Uma carta me chamou a atenção na edição deste mês da Revista CONCERTO. Nela, reclama-se do excesso de música contemporânea na programação da Rádio Cultura FM, “na maioria dos casos insuportável (...)  não consigo aguentar tanto barulho e falta de musicalidade”.

 

A questão é mais importante do que parece. Na realidade, deve-se a uma mudança de atitude na escuta que exige a música contemporânea, quase sempre pensada como uma construção intelectual  racionalmente baseada em uma linguagem própria de cada compositor. Ao colocar a necessidade do novo a todo custo em seu horizonte criativo, o compositor acaba criando obras complexas que solicitam uma escuta atenta.

Ora, atualmente, a escuta que praticamos é aquela passiva. Somos bombardeados a todo momento por todo tipo de música, do lixo comercial à música de invenção do passado, já devidamente deglutida e reciclada como uma linguagem que nos entra pelos ouvidos redonda, aveludada, reconhecível e por isso mesmo memorável.

O bombardeio permanente que nos assola no iPod, no computador, no iPhone, na TV e no rádio acabou nos levando a praticar inconscientemente um mecanismo de defesa para salvaguardar nossos preciosos aparelhos auditivos. Nossos pavilhões auriculares rebaixam todos os sons que nos chegam. É mais ou menos como se ligássemos o piloto automático diante de todo e qualquer som que nos atinja.

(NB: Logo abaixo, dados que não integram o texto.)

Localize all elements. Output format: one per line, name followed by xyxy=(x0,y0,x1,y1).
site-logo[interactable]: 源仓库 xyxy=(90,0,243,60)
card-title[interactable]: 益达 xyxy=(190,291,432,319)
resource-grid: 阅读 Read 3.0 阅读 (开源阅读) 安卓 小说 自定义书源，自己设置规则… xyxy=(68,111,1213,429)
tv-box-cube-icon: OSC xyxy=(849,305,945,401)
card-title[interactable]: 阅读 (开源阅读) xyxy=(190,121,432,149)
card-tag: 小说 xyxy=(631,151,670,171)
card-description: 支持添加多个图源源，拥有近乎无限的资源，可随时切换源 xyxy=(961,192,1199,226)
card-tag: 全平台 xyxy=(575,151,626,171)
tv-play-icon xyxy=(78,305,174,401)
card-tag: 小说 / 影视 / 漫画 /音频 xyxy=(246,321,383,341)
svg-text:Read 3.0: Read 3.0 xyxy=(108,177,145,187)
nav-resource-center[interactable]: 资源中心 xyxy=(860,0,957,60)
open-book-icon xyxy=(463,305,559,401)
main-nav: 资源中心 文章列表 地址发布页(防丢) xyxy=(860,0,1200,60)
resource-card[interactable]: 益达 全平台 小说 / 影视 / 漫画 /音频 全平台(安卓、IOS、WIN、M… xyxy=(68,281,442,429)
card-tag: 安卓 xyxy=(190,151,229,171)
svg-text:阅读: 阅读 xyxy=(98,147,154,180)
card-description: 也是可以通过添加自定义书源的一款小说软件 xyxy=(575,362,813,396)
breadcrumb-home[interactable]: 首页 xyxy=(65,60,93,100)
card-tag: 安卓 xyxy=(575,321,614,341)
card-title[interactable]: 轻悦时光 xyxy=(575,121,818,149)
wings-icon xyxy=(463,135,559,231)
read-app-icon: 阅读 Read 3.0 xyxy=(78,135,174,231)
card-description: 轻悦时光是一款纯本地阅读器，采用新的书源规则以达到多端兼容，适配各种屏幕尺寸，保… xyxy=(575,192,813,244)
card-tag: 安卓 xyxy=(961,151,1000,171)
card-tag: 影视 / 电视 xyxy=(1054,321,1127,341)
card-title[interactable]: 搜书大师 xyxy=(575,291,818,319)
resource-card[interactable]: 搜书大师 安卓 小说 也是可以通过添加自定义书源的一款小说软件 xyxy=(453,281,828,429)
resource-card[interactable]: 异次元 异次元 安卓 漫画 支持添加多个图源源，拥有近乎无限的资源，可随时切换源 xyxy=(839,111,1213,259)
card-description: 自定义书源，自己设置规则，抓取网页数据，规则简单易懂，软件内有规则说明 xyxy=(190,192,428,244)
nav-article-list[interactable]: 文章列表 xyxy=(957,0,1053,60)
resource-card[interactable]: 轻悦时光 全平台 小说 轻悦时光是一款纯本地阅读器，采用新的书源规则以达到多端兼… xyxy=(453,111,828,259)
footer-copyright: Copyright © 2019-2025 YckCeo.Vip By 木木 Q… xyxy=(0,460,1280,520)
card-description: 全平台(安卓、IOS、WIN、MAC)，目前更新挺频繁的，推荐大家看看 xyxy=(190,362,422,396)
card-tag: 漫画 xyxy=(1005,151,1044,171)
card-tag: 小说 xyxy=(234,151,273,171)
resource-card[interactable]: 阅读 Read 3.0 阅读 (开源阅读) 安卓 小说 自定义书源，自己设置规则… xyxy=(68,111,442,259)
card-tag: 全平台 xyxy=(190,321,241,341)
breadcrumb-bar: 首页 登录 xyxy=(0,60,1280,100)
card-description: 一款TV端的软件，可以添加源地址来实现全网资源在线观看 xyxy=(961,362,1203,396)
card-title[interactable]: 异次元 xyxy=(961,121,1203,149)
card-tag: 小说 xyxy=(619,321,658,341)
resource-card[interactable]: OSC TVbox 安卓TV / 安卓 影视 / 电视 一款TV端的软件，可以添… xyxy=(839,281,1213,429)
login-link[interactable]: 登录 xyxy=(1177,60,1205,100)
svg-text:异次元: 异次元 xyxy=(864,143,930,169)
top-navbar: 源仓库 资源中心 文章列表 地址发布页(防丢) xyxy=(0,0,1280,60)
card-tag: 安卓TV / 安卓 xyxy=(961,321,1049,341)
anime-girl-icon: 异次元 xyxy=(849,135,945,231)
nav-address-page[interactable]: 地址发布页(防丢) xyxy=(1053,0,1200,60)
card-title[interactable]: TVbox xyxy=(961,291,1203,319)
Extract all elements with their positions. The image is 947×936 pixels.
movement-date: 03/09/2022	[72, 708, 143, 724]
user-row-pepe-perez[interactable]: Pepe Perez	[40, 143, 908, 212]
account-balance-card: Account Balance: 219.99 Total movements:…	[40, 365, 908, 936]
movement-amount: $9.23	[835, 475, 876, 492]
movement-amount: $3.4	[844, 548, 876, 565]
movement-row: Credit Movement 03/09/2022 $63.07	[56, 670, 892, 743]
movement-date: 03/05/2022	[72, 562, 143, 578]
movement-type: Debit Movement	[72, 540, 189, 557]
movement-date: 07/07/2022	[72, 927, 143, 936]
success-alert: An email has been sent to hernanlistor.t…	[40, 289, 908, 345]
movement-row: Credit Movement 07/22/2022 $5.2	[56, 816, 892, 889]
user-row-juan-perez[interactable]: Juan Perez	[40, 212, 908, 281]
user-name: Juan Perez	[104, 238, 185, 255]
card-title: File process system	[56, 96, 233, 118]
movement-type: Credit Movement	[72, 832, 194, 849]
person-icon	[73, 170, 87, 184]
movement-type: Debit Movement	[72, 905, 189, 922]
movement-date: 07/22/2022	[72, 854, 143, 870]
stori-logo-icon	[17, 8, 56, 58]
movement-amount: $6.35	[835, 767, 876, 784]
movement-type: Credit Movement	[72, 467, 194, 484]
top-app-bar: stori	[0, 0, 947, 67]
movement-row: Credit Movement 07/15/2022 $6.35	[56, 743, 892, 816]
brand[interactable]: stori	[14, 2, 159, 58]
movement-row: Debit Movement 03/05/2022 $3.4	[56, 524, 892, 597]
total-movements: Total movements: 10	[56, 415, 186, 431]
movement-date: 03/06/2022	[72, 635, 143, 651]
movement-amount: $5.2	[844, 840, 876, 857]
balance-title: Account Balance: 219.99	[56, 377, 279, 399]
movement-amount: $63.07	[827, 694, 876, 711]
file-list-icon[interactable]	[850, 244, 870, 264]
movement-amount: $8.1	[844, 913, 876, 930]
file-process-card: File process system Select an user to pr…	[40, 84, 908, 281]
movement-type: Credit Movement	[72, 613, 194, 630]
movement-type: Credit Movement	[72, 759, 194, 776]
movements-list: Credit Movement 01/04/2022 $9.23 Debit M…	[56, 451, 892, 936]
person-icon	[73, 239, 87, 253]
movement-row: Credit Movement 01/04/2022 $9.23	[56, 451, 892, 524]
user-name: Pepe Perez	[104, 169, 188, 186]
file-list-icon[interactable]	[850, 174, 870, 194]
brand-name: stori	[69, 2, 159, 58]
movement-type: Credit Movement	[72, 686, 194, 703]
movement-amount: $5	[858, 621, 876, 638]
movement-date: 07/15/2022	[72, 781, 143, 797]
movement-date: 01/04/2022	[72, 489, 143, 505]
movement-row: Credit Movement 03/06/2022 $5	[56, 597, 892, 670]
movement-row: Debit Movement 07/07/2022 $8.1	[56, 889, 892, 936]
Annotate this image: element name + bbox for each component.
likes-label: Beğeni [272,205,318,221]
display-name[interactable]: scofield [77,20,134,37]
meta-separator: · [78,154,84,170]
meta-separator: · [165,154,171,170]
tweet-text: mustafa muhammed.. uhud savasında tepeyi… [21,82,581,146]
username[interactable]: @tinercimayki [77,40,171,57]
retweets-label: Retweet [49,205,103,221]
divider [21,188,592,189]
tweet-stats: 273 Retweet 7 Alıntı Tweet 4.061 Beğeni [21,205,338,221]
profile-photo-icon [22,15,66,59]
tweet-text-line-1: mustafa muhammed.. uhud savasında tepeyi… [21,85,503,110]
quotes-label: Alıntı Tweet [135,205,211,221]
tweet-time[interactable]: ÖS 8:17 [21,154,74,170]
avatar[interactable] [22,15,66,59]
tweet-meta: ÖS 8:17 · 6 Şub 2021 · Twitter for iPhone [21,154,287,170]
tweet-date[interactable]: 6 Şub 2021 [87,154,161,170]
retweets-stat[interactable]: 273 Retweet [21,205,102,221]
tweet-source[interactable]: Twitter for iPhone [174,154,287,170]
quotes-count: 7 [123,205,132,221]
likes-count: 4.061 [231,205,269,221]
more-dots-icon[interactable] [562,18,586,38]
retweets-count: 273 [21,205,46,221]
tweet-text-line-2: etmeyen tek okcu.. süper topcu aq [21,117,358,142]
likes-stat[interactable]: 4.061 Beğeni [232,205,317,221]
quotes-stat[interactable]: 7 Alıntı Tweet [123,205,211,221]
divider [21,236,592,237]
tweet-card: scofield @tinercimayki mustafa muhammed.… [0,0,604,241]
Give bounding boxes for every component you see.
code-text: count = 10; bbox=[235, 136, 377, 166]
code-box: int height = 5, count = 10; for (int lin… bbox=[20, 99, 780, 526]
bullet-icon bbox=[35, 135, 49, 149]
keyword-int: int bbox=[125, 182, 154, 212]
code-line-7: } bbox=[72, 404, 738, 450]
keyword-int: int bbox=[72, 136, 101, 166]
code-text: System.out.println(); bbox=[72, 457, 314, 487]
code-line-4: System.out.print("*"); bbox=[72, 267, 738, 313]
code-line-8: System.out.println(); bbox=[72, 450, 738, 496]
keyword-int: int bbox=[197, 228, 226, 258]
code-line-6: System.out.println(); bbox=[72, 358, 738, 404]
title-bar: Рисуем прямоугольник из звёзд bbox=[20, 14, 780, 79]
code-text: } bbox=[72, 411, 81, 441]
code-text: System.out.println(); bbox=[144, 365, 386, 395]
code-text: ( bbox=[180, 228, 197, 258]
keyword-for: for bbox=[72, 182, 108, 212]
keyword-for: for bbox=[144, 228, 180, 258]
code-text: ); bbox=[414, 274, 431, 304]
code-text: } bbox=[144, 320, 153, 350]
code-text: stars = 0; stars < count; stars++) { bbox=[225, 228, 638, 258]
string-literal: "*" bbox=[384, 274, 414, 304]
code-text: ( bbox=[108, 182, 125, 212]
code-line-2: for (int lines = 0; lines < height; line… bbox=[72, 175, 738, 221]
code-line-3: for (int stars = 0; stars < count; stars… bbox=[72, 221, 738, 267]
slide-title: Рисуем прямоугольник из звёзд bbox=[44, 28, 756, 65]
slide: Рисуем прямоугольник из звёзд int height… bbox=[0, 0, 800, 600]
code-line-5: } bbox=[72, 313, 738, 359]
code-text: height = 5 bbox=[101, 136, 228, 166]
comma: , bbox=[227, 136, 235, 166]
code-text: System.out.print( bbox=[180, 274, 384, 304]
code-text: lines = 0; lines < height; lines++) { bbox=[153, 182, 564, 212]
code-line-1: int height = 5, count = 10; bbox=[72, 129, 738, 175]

Não é outro o motivo pelo qual – e como, cobertíssimo de razão já denunciava Erik Satie, que infelizmente não foi levado a sério nas primeiras décadas de seu tempo – hoje em dia “queremos” música como papel de parede sonoro, como mera trilha sonora somente agradável.

Assim, quando nos é proposto, de vez em quando, um tipo diferente de música, complexa e provocadora, nossa primeira reação é recusá-la. Música boa é aquela que nos permite continuar trabalhando em nossos afazeres em todas as horas do dia-a-dia, não aquela que ousa querer nos fazer pensar.

Quero deixar claro: não estou contra a argumentação da ouvinte da Cultura FM na citada carta. Minha intenção é só tentar explicar os motivos subliminares que a levam – e a 99,99% de todos que ouvem música – a esta postura. E não falo apenas das músicas que ouvimos em casa, no rádio, no iPod e outros aparelhos tecnológicos de última geração. Também os que compram ingressos para as salas de concerto, uma vez lá instalados, desejam aveludadas e apaziguadoras trilhas sonoras para seus ouvidos.

Como mudar isso? Sinceramente, não tenho a resposta. Já me dou por satisfeito se tiver conseguido colocar a questão em termos corretos e que levem o leitor-ouvinte a pensar, um pouco que seja, nos pressupostos de sua escuta.